Democrats missed chance to redraw district lines
February 18, 2015 - 1:04 pm
Nevada Democrats in the legislature are affecting anger over a possible Republican plan to redistrict and reapportion districts six years early.
Nevada Democratic Party executive director Michael Sargeant was quoted this way: “The Nevada Constitution is clear: It only authorizes redistricting in the year following the decennial Census. That already occurred in 2011, when a nonpartisan process created fair and highly competitive districts for both Congress and the Legislature. Any move to redraw districts now would be clearly unconstitutional and illegal.”
First of all, the constitution requires redistricting after the census, but it doesn’t forbid it at other times. This is how it reads: “It shall be the mandatory duty of the Legislature at its first session after the taking of the decennial census of the United States in the year 1950, and after each subsequent decennial census, to fix by law the number of Senators and Assemblymen, and apportion them among the several counties of the State, or among legislative districts which may be established by law, according to the number of inhabitants in them, respectively.”

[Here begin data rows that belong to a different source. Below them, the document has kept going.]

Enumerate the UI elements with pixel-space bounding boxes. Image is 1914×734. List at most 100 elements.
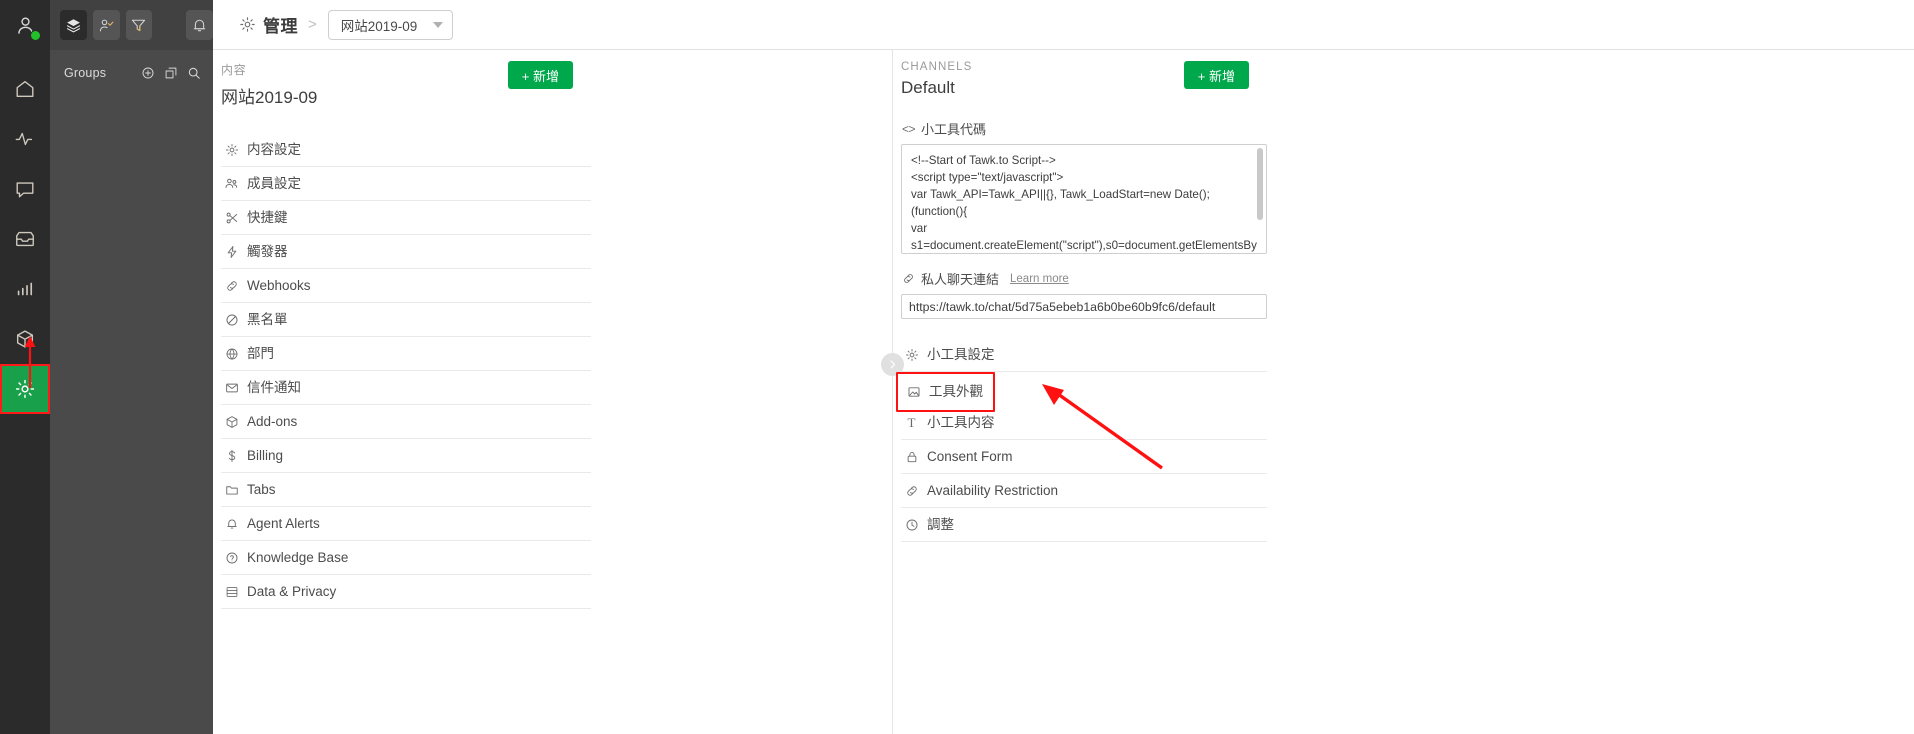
content-row: 内容 网站2019-09 + 新增 [213,50,1914,734]
sidebar-item-addons[interactable] [0,314,50,364]
box-package-icon [14,328,36,350]
channel-header: CHANNELS Default + 新增 [901,61,1267,98]
add-property-button[interactable]: + 新增 [508,61,573,89]
link-chain-icon [901,272,916,286]
menu-item-content-settings[interactable]: 内容設定 [221,133,591,167]
tool-layers[interactable] [60,10,87,40]
add-channel-button[interactable]: + 新增 [1184,61,1249,89]
sidebar-item-monitoring[interactable] [0,114,50,164]
page-title: 管理 [263,12,298,37]
primary-nav-rail [0,0,50,734]
gear-icon [239,16,256,33]
property-selector[interactable]: 网站2019-09 [328,10,454,40]
tool-filter[interactable] [126,10,153,40]
copy-icon[interactable] [164,66,178,80]
menu-item-label: Knowledge Base [247,551,348,565]
envelope-icon [223,380,240,395]
menu-item-agent-alerts[interactable]: Agent Alerts [221,507,591,541]
people-icon [223,176,240,191]
menu-item-member-settings[interactable]: 成員設定 [221,167,591,201]
home-icon [14,78,36,100]
menu-item-widget-appearance[interactable]: 工具外觀 [896,372,995,412]
online-status-dot [30,30,41,41]
notifications-button[interactable] [186,10,213,40]
menu-item-triggers[interactable]: 觸發器 [221,235,591,269]
user-check-icon [98,17,115,34]
property-selector-value: 网站2019-09 [341,15,418,35]
lightning-bolt-icon [223,244,240,259]
plus-circle-icon[interactable] [141,66,155,80]
menu-item-knowledge-base[interactable]: Knowledge Base [221,541,591,575]
code-scrollbar-thumb[interactable] [1257,148,1263,220]
property-settings-column: 内容 网站2019-09 + 新增 [213,50,892,734]
menu-item-label: 工具外觀 [929,385,983,399]
channel-title: Default [901,78,1184,98]
menu-item-shortcuts[interactable]: 快捷鍵 [221,201,591,235]
database-icon [223,584,240,599]
spacer [901,254,1267,269]
menu-item-mail-notifications[interactable]: 信件通知 [221,371,591,405]
menu-item-availability-restriction[interactable]: Availability Restriction [901,474,1267,508]
gear-icon [223,142,240,157]
menu-item-blacklist[interactable]: 黑名單 [221,303,591,337]
question-circle-icon [223,550,240,565]
search-icon[interactable] [187,66,201,80]
menu-item-label: Data & Privacy [247,585,336,599]
breadcrumb-separator: > [308,16,317,33]
channel-eyebrow: CHANNELS [901,61,1184,73]
menu-item-label: Agent Alerts [247,517,320,531]
groups-title: Groups [64,66,141,80]
avatar[interactable] [0,0,50,50]
menu-item-departments[interactable]: 部門 [221,337,591,371]
dollar-sign-icon [223,448,240,463]
breadcrumb: 管理 > 网站2019-09 [213,0,1914,50]
tool-agents[interactable] [93,10,120,40]
menu-item-label: 信件通知 [247,381,301,395]
menu-item-label: Billing [247,449,283,463]
menu-item-label: 黑名單 [247,313,288,327]
property-settings-inner: 内容 网站2019-09 + 新增 [221,61,591,609]
menu-item-data-privacy[interactable]: Data & Privacy [221,575,591,609]
menu-item-label: 内容設定 [247,143,301,157]
groups-panel: Groups [50,0,213,734]
folder-icon [223,482,240,497]
channel-header-text: CHANNELS Default [901,61,1184,98]
menu-item-label: 快捷鍵 [247,211,288,225]
menu-item-tabs[interactable]: Tabs [221,473,591,507]
learn-more-link[interactable]: Learn more [1010,273,1069,285]
widget-code-label-row: <> 小工具代碼 [901,119,1267,138]
private-link-label-row: 私人聊天連結 Learn more [901,269,1267,288]
sidebar-item-administration[interactable] [0,364,50,414]
channel-menu-list: 小工具設定 工具外觀 [901,338,1267,542]
widget-appearance-row-wrap: 工具外觀 [901,372,1267,406]
private-link-input[interactable] [901,294,1267,319]
menu-item-label: Consent Form [927,450,1013,464]
widget-code-textarea[interactable]: <!--Start of Tawk.to Script--> <script t… [901,144,1267,254]
groups-actions [141,66,201,80]
menu-item-widget-settings[interactable]: 小工具設定 [901,338,1267,372]
app-root: Groups [0,0,1914,734]
layers-stack-icon [65,17,82,34]
sidebar-item-reporting[interactable] [0,264,50,314]
chat-bubble-icon [14,178,36,200]
channel-inner: CHANNELS Default + 新增 <> 小工具代碼 <!--Start… [901,61,1267,542]
menu-item-billing[interactable]: Billing [221,439,591,473]
gear-icon [14,378,36,400]
sidebar-item-chats[interactable] [0,164,50,214]
menu-item-label: 調整 [927,518,954,532]
menu-item-label: 觸發器 [247,245,288,259]
sidebar-item-home[interactable] [0,64,50,114]
angle-brackets-icon: <> [901,122,916,136]
menu-item-consent-form[interactable]: Consent Form [901,440,1267,474]
globe-icon [223,346,240,361]
menu-item-adjustment[interactable]: 調整 [901,508,1267,542]
private-link-label: 私人聊天連結 [921,269,999,288]
rail-items [0,50,50,414]
menu-item-add-ons[interactable]: Add-ons [221,405,591,439]
link-chain-icon [903,483,920,498]
property-title: 网站2019-09 [221,83,508,108]
scissors-icon [223,210,240,225]
sidebar-item-inbox[interactable] [0,214,50,264]
property-header: 内容 网站2019-09 + 新增 [221,61,591,108]
menu-item-webhooks[interactable]: Webhooks [221,269,591,303]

Second, the executive director of the Nevada Democratic Party seems not to know that Democrats considered going to court to overturn that “nonpartisan” and “fair” redistricting imposed by a Carson City judge. And a Democratic secretary of state did go to court to try to do something about it.
Here’s what happened:
The 2011 Nevada Legislature, in a dispute with a vetoing Gov. Brian Sandoval, ended up running out of time during the 120-day legislature. The legislators adjourned for the year without completing redistricting or reapportioning. That left the old districts in place, and they had changed so much in 10 years that they were effectively malapportioned.
That prompted a lawsuit that ended up in the courtroom of state court Judge Todd Russell, son of former Republican Gov. Charles Russell. It was expected that the court would order a special session of the Legislature (or order the governor to call one) to continue working on redistricting, because no one except the legislators has the authority under the Nevada Constitution to do so (see language above).
Instead, Russell seized control of the process, appointed his own people to redistrict/reapportion, and used a court order from himself to impose his new plan on the state.
It was an outrageous case of Black Robe Disease. Sandoval took no leadership role, but there was outrage elsewhere.
Las Vegas Review-Journal: “Gov. Sandoval has expressed confidence in Judge Russell. The judge has given us no reason to be so optimistic.”
Las Vegas Sun: “Russell should have sent the matter back to the Legislature, where it belongs, but instead has concocted an odd plan, appointing three ‘special masters’ with no particular experience in the complexities of redistricting to draw the maps.”
Nevada Chief Justice Nancy Saitta fired a warning shot across Russell’s bow, sending him a letter, but raising only questions of time, not legality, which he turned aside.
The League of Women Voters filed a brief accusing Russell of ignoring redistricting precedents.
Both political parties threatened to take Russell’s plan (which settled the differences between the governor and the Democratic legislature in favor of the Democrats) to the Nevada Supreme Court but lost their nerve.
It is true that tradition sensibly favors redistricting only once every 10 years and that a Tom DeLay-engineered extra redistricting in Texas in 2003 was a scandal. But in this case in Nevada, the first order of business for the 2013 Nevada Legislature — which was controlled by the Democrats — should have been redistricting to correct Russell’s usurpation of legislative authority and to quash his tainted districts.
Since that session failed to act, Democrats have no reason to criticize the 2015 Legislature for moving ahead with it, particularly since they supported the notion in the first place.
Dennis Myers is a veteran Nevada journalist.